The branch data you get from a leaf with a counter needs to be clipped by the counter.

In [None]:
start, stop, numMuons, pt, eta, phi = next(it)

total = numMuons.sum()   # (vectorized by Numpy)

print(pt[:total])
print(eta[:total])
print(phi[:total])

This is a low-level interface!

String arguments are first interpreted as branches, and failing that, leaves. For more control, pass PyROOT objects.

In [None]:
leaf = t.GetLeaf("Muon_")         # counter is a TLeaf
branch = t.GetBranch("Muon.pt")   # data is a TBranch (that happens to contain only one TLeaf)

for start, end, numMuons, pt in t.GetNumpyIterator(leaf, branch):
    break

total = numMuons.sum()
pt[:total]

What if you want to fill a big array (e.g.
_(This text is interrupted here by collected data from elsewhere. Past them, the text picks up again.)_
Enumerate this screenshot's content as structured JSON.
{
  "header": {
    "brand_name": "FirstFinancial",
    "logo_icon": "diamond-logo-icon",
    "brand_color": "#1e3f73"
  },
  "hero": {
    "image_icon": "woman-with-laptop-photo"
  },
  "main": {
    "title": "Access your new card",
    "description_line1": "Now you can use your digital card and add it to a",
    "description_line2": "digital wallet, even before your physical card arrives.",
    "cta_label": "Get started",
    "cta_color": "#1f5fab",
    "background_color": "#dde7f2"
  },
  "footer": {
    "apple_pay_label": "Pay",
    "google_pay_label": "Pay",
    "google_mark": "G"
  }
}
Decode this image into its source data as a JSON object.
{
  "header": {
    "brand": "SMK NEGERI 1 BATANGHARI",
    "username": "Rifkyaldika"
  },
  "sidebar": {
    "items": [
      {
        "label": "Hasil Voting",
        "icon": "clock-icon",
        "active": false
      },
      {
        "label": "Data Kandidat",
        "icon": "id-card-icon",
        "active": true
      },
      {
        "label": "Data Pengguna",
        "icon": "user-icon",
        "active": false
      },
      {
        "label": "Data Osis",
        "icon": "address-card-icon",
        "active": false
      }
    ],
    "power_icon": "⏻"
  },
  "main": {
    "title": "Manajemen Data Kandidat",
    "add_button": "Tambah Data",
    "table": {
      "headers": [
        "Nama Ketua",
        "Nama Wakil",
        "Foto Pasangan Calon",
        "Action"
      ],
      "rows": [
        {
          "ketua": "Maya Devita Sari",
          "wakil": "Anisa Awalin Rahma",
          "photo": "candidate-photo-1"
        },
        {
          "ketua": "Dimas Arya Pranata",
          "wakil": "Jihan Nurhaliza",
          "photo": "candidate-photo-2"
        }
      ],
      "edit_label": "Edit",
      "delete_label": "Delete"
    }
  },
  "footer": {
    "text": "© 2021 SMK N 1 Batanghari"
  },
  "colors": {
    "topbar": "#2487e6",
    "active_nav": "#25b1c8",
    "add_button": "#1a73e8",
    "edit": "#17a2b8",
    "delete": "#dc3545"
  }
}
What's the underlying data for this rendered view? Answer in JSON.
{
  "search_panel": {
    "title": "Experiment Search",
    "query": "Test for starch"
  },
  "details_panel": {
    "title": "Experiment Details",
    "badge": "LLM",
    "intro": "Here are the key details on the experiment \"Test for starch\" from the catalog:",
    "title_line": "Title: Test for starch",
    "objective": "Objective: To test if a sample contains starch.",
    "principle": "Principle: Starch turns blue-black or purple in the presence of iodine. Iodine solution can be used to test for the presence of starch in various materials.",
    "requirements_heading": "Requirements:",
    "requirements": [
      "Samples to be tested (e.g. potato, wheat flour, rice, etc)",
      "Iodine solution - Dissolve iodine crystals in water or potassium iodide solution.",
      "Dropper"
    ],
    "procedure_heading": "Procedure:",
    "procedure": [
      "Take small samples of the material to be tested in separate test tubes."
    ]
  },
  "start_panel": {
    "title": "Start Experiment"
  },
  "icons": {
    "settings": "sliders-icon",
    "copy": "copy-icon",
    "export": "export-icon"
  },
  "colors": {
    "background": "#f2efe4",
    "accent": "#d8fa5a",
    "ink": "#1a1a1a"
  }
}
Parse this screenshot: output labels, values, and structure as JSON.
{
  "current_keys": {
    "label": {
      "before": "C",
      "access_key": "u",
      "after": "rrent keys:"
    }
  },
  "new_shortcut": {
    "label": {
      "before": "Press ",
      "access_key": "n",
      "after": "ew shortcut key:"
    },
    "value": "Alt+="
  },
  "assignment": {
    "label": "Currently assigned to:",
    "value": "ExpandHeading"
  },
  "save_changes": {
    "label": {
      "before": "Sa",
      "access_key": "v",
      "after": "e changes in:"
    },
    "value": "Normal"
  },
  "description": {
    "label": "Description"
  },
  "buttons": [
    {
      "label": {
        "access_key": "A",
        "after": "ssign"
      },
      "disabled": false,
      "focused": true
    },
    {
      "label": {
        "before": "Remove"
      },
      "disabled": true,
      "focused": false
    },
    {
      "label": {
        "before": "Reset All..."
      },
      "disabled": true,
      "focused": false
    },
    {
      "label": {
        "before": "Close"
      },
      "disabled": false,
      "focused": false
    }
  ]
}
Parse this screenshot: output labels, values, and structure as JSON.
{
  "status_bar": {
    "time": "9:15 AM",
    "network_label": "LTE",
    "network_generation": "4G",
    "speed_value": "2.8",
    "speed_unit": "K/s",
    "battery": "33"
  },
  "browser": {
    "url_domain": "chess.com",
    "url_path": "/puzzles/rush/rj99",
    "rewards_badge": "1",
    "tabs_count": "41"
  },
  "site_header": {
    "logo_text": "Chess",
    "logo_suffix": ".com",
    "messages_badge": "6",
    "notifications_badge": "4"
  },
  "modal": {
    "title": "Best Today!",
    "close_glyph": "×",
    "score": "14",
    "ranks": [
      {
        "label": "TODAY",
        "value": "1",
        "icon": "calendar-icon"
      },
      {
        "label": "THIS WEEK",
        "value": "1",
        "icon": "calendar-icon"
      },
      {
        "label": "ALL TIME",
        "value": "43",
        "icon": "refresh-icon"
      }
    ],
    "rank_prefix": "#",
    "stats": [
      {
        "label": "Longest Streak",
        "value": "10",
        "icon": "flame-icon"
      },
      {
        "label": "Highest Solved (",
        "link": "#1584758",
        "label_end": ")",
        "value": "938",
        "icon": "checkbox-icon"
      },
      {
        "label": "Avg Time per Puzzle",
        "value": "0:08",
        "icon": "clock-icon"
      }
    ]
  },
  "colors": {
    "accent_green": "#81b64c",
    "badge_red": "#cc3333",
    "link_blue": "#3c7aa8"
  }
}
Pandas data frame)?

A second method, `GetNumpyIteratorInfo`, has the same arguments and returns everything you need to allocate such an array.

   * `TBranch`/`TLeaf` name
   * Numpy data type
   * Total `TBranch`/`TLeaf` size (as a Numpy shape, which supports multiple dimensions)
   * name of counter or `None`

In [None]:
t.GetNumpyIteratorInfo("nPU", "pfMET", "Muon_", "Muon.pt", "Muon.eta", "Muon.phi")

The higher-level interface would allocate the array (possibly calling external Python libraries) and then iterate over the clusters to fill it, _in Python._

Slow Python statements are only invoked once per cluster, once every ~2000 events.

What's missing?

   * Handling branches containing subbranches? Probably not; this ought to be solved in the high-level interface.
   * Handling branches with multiple leaves: should produce Numpy record arrays. It looks like this hasn't been handled in the bulk reader yet, either.
   * A high-level interface, which ought to be written in Python. Put it next to ROOT.py and Cppyy.py?
   * Testing `TTrees` with different data, deciding where to draw the line in what's supported.